|Copyright: Maartin Ruitjers (more on the image on the bottom left)|
I enjoyed gaining confidence from her strengths so much, that I have decided to focus the next 5 blog posts from the 6th through to the 10th of Ramadan on powerful Muslim women in history - women who used their power with their intelligence and resources for the betterment of civilizations.
Al Udar al-Karimah Shihaab ad Din Salah was one such woman from Yemen. Her son, Sultan Sayf Al Islam Al Mujahid Ali ibn Al Muayyad Hizbir Al Din Daud, was the ruler of Yemen from 1322-1363 AD (724-765 Hijri). She is known as a woman of great generosity and sympathy for the poor and needy. It is said that she would go from house to house looking out for those in need, hear their stories and give them generous gifts to alleviate their sufferings.
During his 14 months of absence from Yemen, when he had to join his forces to protect Egypt) Sultan Sayf al Islam left his mother as the Vicegerent Queen. In the 14 months that she ruled, she made more changes than her son had during his reign. Like Zubaidah bint Ja'afar, Al-Udar is also famous for her political acumen. She is known to have established internal security combined with justice and administrative order.
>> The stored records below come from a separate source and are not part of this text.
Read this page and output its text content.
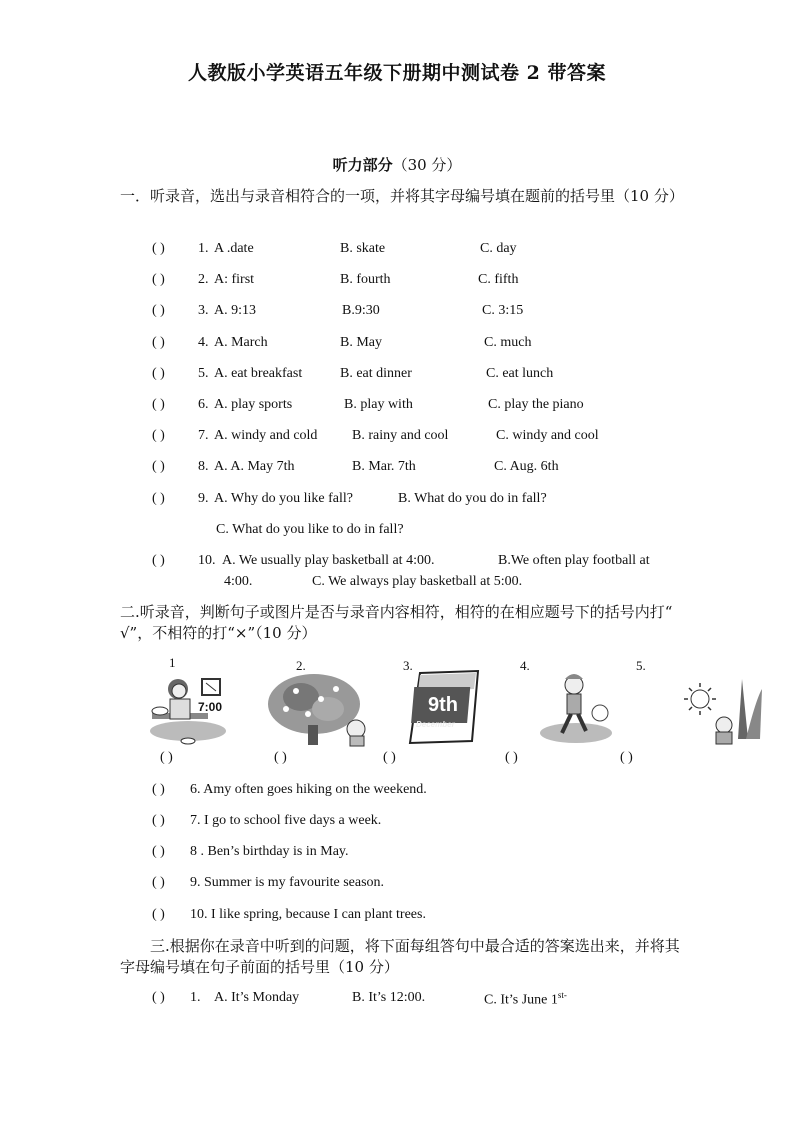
人教版小学英语五年级下册期中测试卷 2 带答案
听力部分（30 分）
一．听录音，选出与录音相符合的一项，并将其字母编号填在题前的括号里（10 分）
( ) 1. A .date	B. skate	C. day
( ) 2. A: first	B. fourth	C. fifth
( ) 3. A. 9:13	B.9:30	C. 3:15
( ) 4. A. March	B. May	C. much
( ) 5. A. eat breakfast	B. eat dinner	C. eat lunch
( ) 6. A. play sports	B. play with	C. play the piano
( ) 7. A. windy and cold B. rainy and cool	C. windy and cool
( ) 8. A. A. May 7th	B. Mar. 7th	C. Aug. 6th
( ) 9. A. Why do you like fall?	B. What do you do in fall?
C. What do you like to do in fall?
( ) 10. A. We usually play basketball at 4:00.	B.We often play football at
4:00.	C. We always play basketball at 5:00.
二.听录音，判断句子或图片是否与录音内容相符，相符的在相应题号下的括号内打“ √”，不相符的打“×”（10 分）
1	2.	3.	4.	5.
7:00	9th
December
( )	( )	( )	( )	( )
( ) 6. Amy often goes hiking on the weekend.
( ) 7. I go to school five days a week.
( ) 8 . Ben’s birthday is in May.
( ) 9. Summer is my favourite season.
( ) 10. I like spring, because I can plant trees.
三.根据你在录音中听到的问题，将下面每组答句中最合适的答案选出来，并将其字母编号填在句子前面的括号里（10 分）
( ) 1. A. It’s Monday	B. It’s 12:00.	C. It’s June $1^{st-}$
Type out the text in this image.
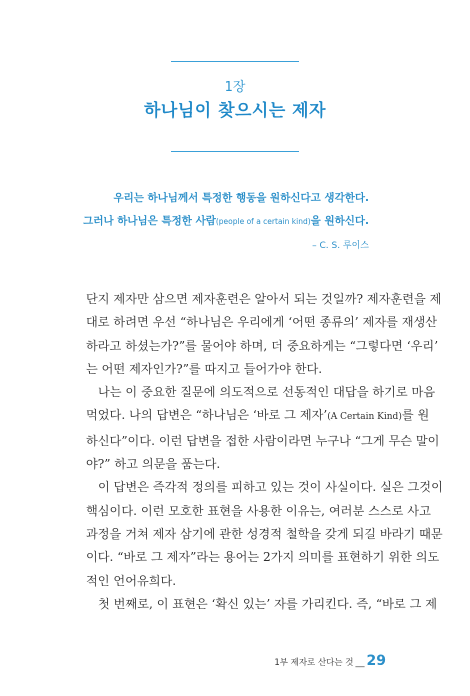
1장
하나님이 찾으시는 제자
우리는 하나님께서 특정한 행동을 원하신다고 생각한다.
그러나 하나님은 특정한 사람(people of a certain kind)을 원하신다.
– C. S. 루이스

단지 제자만 삼으면 제자훈련은 알아서 되는 것일까? 제자훈련을 제

대로 하려면 우선 “하나님은 우리에게 ‘어떤 종류의’ 제자를 재생산

하라고 하셨는가?”를 물어야 하며, 더 중요하게는 “그렇다면 ‘우리’

는 어떤 제자인가?”를 따지고 들어가야 한다.

나는 이 중요한 질문에 의도적으로 선동적인 대답을 하기로 마음

먹었다. 나의 답변은 “하나님은 ‘바로 그 제자’(A Certain Kind)를 원

하신다”이다. 이런 답변을 접한 사람이라면 누구나 “그게 무슨 말이

야?” 하고 의문을 품는다.

이 답변은 즉각적 정의를 피하고 있는 것이 사실이다. 실은 그것이

핵심이다. 이런 모호한 표현을 사용한 이유는, 여러분 스스로 사고

과정을 거쳐 제자 삼기에 관한 성경적 철학을 갖게 되길 바라기 때문

이다. “바로 그 제자”라는 용어는 2가지 의미를 표현하기 위한 의도

적인 언어유희다.

첫 번째로, 이 표현은 ‘확신 있는’ 자를 가리킨다. 즉, “바로 그 제

1부 제자로 산다는 것 __ 29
An extremely noble woman - she was a great patroness of religion and education, a quality we have noticed in all the women we have read about in the last five days. She established schools and mosques from Zabid and Taiiz to other parts of the land.
Although her age is unknown, it is recorded that she died in 1360 AD (762 Hijri).
The image on the right is by Maartin Ruitjers whose Flickr link can be found here - He explains that this mosque in Yemen "dating from the 13-14th century, shows the influence of Egypt.Yemen was a caliphate of Egypt during several centuries. Seen from below, the twin minarets are set against the background of spectacular mountains. The courtyard, already small, is almost completely filled with 3 domed tombs. In the middle at the right of the picture you see the domes of the Machdabiya mosque, dating from the 16th century. More about the photographer here http://www.flickr.com/photos/33427270@N05/
Kid's activity:Ask children to google famous old mosque(s) from Yemen and also from Egypt. Compare the images with them and work out with them what the differences in design are. Perhaps ask them to draw a part or the whole of the mosque and colour it. This can make a great Eid card for grand-parents too.